My pragmatic (and subjective) definition for concatenative programming (now, you can avoid read the rest of it):
-> function composition in extreme ways (with Reverse Polish notation (RPN) syntax):
( Forth code )
: fib
dup 2 <= if
drop 1
else
dup 1 - recurse
swap 2 - recurse +
then ;
-> everything is a function, or at least, can be a function:
( Forth code )
: 1 1 ; \ define a function 1 to push the literal number 1 on stack
-> arguments are passed implicitly over functions (ok, it seems to be a definition for tacit-programming), but, this in Forth:
a b c
may be in Lisp:
(c a b)
(c (b a))
(c (b (a)))
so, it's easy to generate ambiguous code...
you can write definitions that push the xt (execution token) on stack and define a small alias for 'execute':
( Forth code )
: <- execute ; \ apply function
so, you'll get:
a b c <- \ Lisp: (c a b)
a b <- c <- \ Lisp: (c (b a))
a <- b <- c <- \ Lisp: (c (b (a)))
To your simple question, here's a subjective and argumentative answer.
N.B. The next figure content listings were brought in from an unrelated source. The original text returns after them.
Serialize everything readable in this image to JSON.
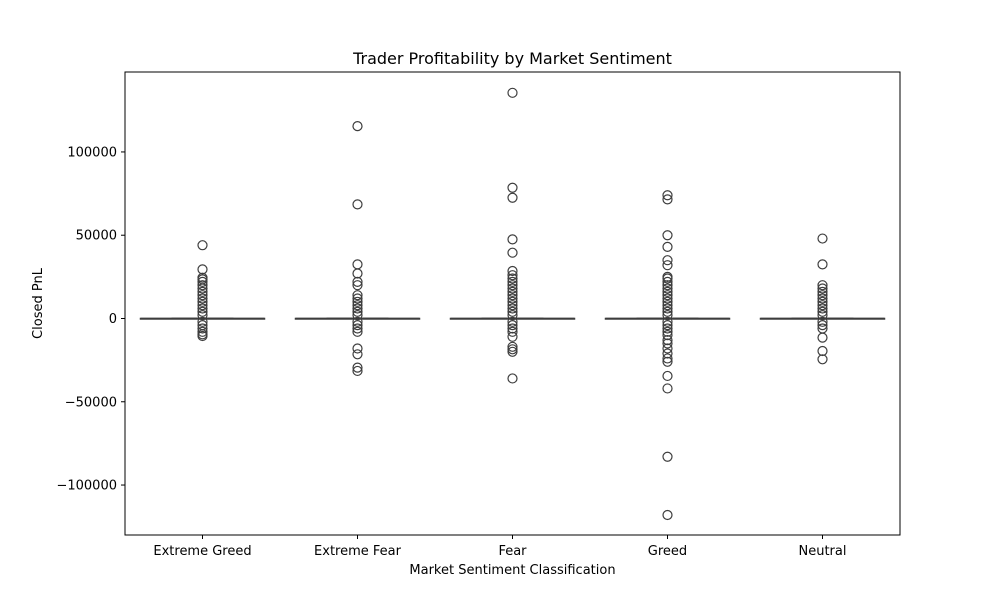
{
  "chart_data": {
    "type": "box",
    "title": "Trader Profitability by Market Sentiment",
    "xlabel": "Market Sentiment Classification",
    "ylabel": "Closed PnL",
    "categories": [
      "Extreme Greed",
      "Extreme Fear",
      "Fear",
      "Greed",
      "Neutral"
    ],
    "ylim": [
      -130000,
      148000
    ],
    "yticks": [
      -100000,
      -50000,
      0,
      50000,
      100000
    ],
    "ytick_labels": [
      "−100000",
      "−50000",
      "0",
      "50000",
      "100000"
    ],
    "grid": false,
    "colors": {
      "box": "#3d3d3d",
      "outlier_edge": "#3d3d3d",
      "axes": "#000000"
    },
    "boxes": [
      {
        "category": "Extreme Greed",
        "q1": 0,
        "median": 0,
        "q3": 0,
        "whisker_low": 0,
        "whisker_high": 0,
        "outliers": [
          44000,
          29500,
          24500,
          23500,
          22000,
          20000,
          18000,
          16000,
          14000,
          12000,
          10000,
          8000,
          6000,
          4000,
          2000,
          -2000,
          -4000,
          -6000,
          -8000,
          -9500,
          -10500
        ]
      },
      {
        "category": "Extreme Fear",
        "q1": 0,
        "median": 0,
        "q3": 0,
        "whisker_low": 0,
        "whisker_high": 0,
        "outliers": [
          115500,
          68500,
          32500,
          27000,
          22000,
          20000,
          14000,
          12000,
          10000,
          8000,
          6000,
          4000,
          2000,
          -2000,
          -4000,
          -6000,
          -8000,
          -18000,
          -21500,
          -29500,
          -31500
        ]
      },
      {
        "category": "Fear",
        "q1": 0,
        "median": 0,
        "q3": 0,
        "whisker_low": 0,
        "whisker_high": 0,
        "outliers": [
          135500,
          78500,
          72500,
          47500,
          39500,
          28500,
          26000,
          24000,
          22000,
          20000,
          18000,
          16000,
          14000,
          12000,
          10000,
          8000,
          6000,
          4000,
          2000,
          -2000,
          -4000,
          -6000,
          -8000,
          -11000,
          -17000,
          -18500,
          -20000,
          -36000
        ]
      },
      {
        "category": "Greed",
        "q1": 0,
        "median": 0,
        "q3": 0,
        "whisker_low": 0,
        "whisker_high": 0,
        "outliers": [
          74000,
          71500,
          50000,
          43000,
          35000,
          32000,
          25000,
          24000,
          22000,
          20000,
          18000,
          16000,
          14000,
          12000,
          10000,
          8000,
          6000,
          4000,
          2000,
          -2000,
          -4000,
          -6000,
          -8000,
          -10000,
          -13000,
          -15000,
          -18000,
          -21000,
          -24000,
          -26000,
          -34500,
          -42000,
          -83000,
          -118000
        ]
      },
      {
        "category": "Neutral",
        "q1": 0,
        "median": 0,
        "q3": 0,
        "whisker_low": 0,
        "whisker_high": 0,
        "outliers": [
          48000,
          32500,
          20000,
          18000,
          16000,
          14000,
          12000,
          10000,
          8000,
          6000,
          4000,
          2000,
          -2000,
          -4000,
          -6000,
          -11500,
          -19500,
          -24500
        ]
      }
    ]
  }
}
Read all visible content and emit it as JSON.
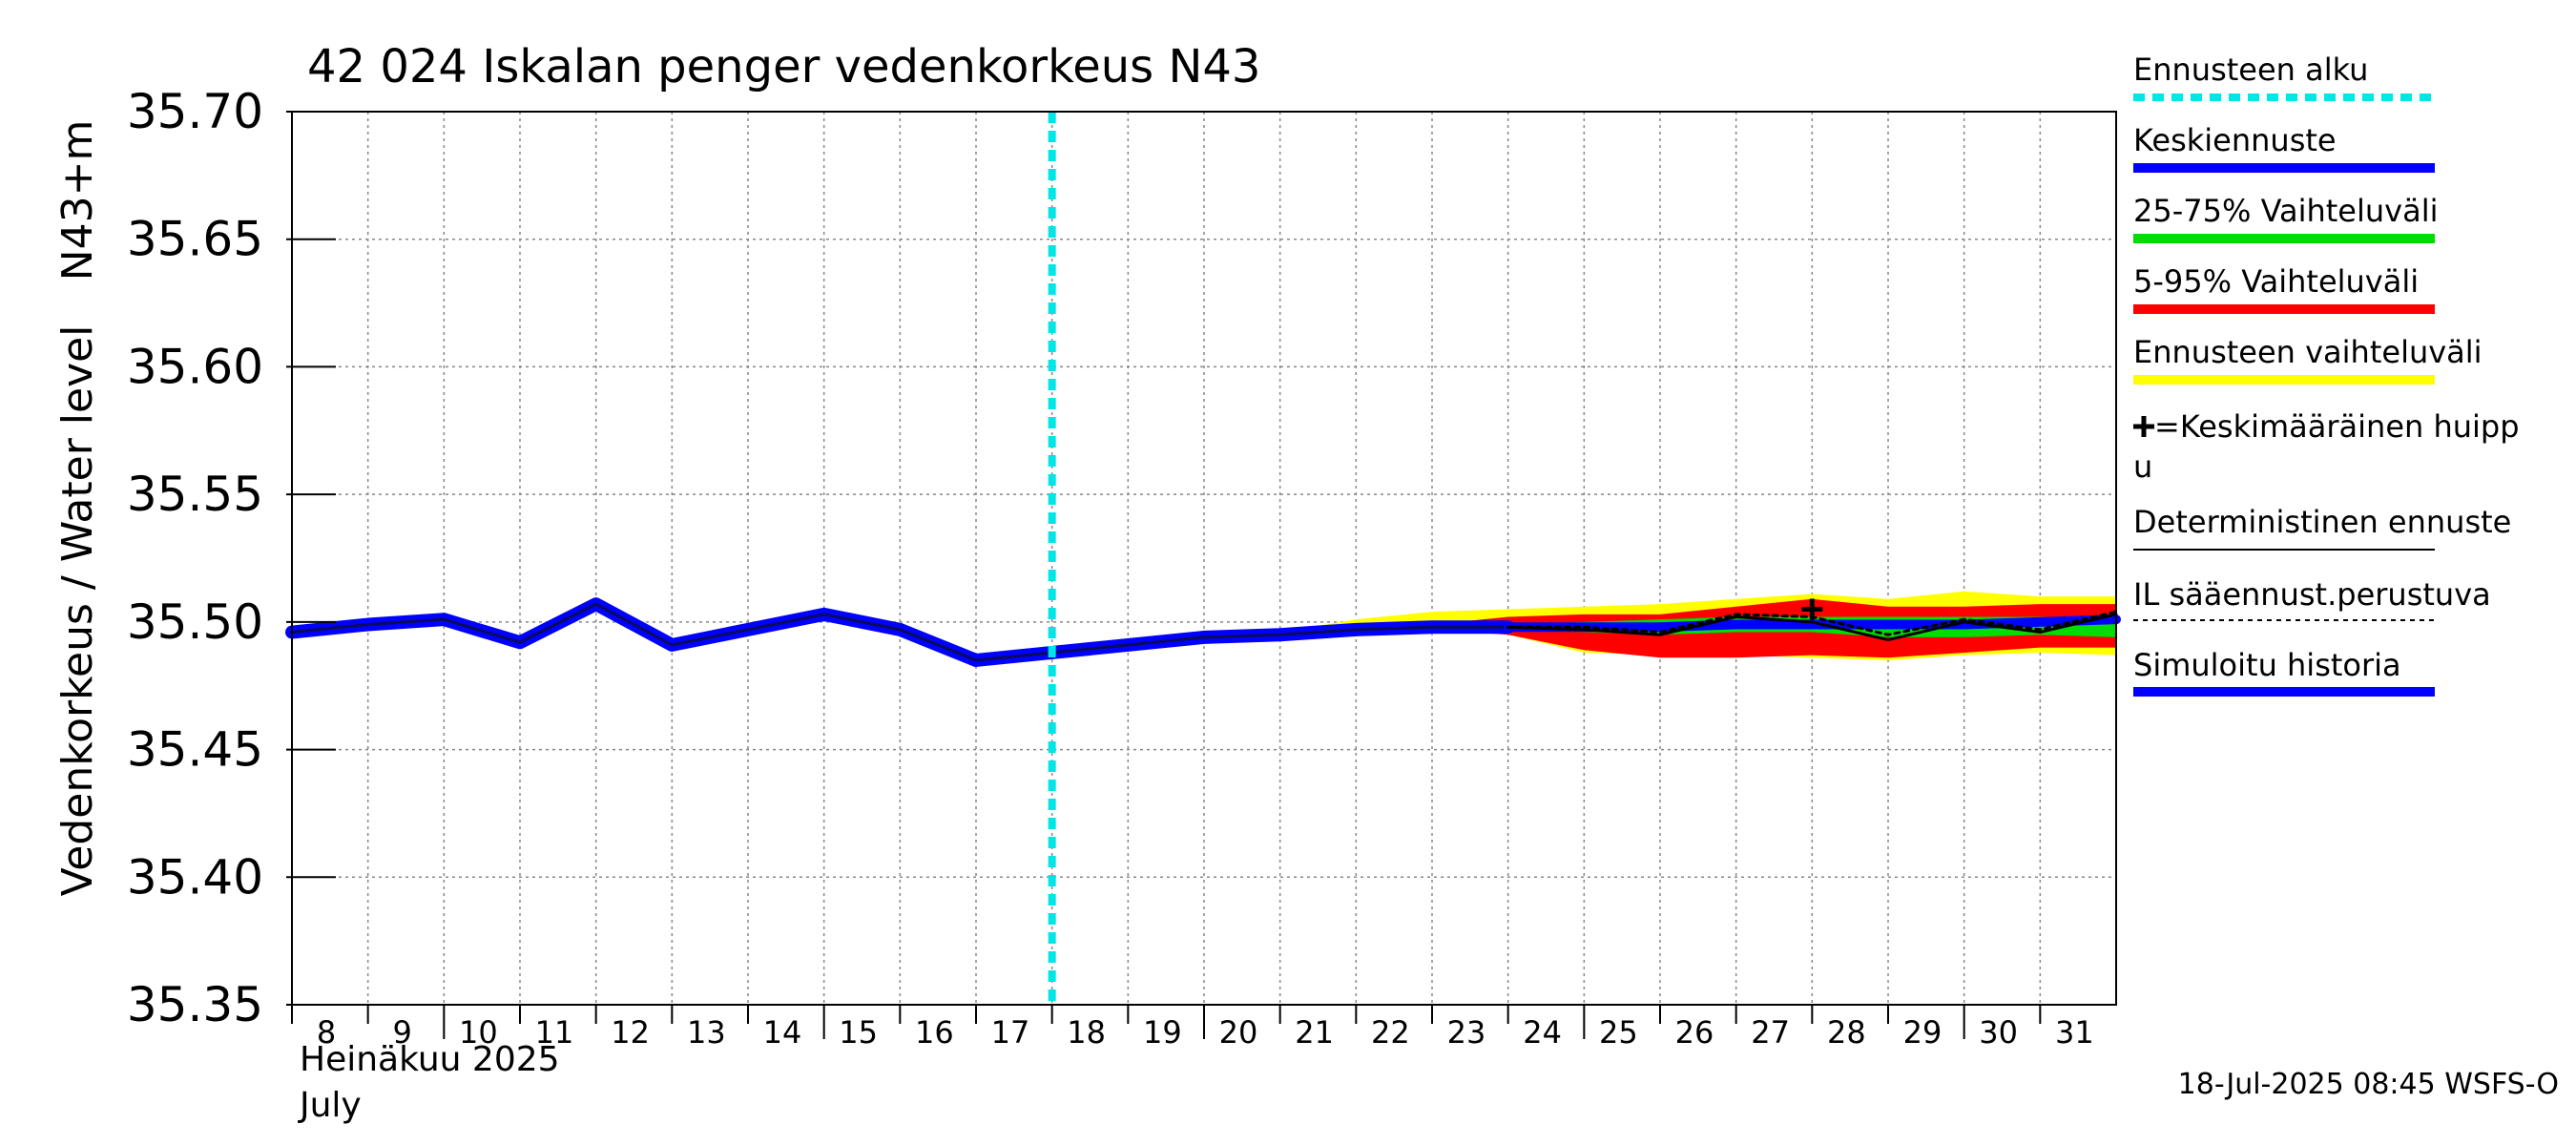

I looked at the article and several related web pages. The web pages say themselves that there isn't a real theory, so it's no wonder that people are having a hard time coming up with a precise and understandable definition. I would say that at present, it is not useful to classify languages as "concatenative" or "not concatenative".
To me it looks like a term that gives Manfred von Thun a place to hang his hat but may not be useful for other programmers.
While PostScript and Forth are worth studying, I don't see anything terribly new or interesting in Manfred von Thun's Joy programming language. Indeed, if you read Chris Okasaki's paper on Techniques for Embedding Postfix Languages in Haskell you can try out all this stuff in a setting that, relative to Joy, is totally mainstream.
So my answer is there's no simple explanation because there's no mature theory underlying the idea of a concatenative language. (As Einstein and Feynman said, if you can't explain your idea to a college freshman, you don't really understand it.) I'll go further and say although studying some of these languages, like Forth and PostScript, is an excellent use of time, trying to figure out exactly what people mean when they say "concatenative" is probably a waste of your time.
You can't explain a language, just get one (Factor, preferably) and try some tutorials on it. Tutorials are better than Stack Overflow answers.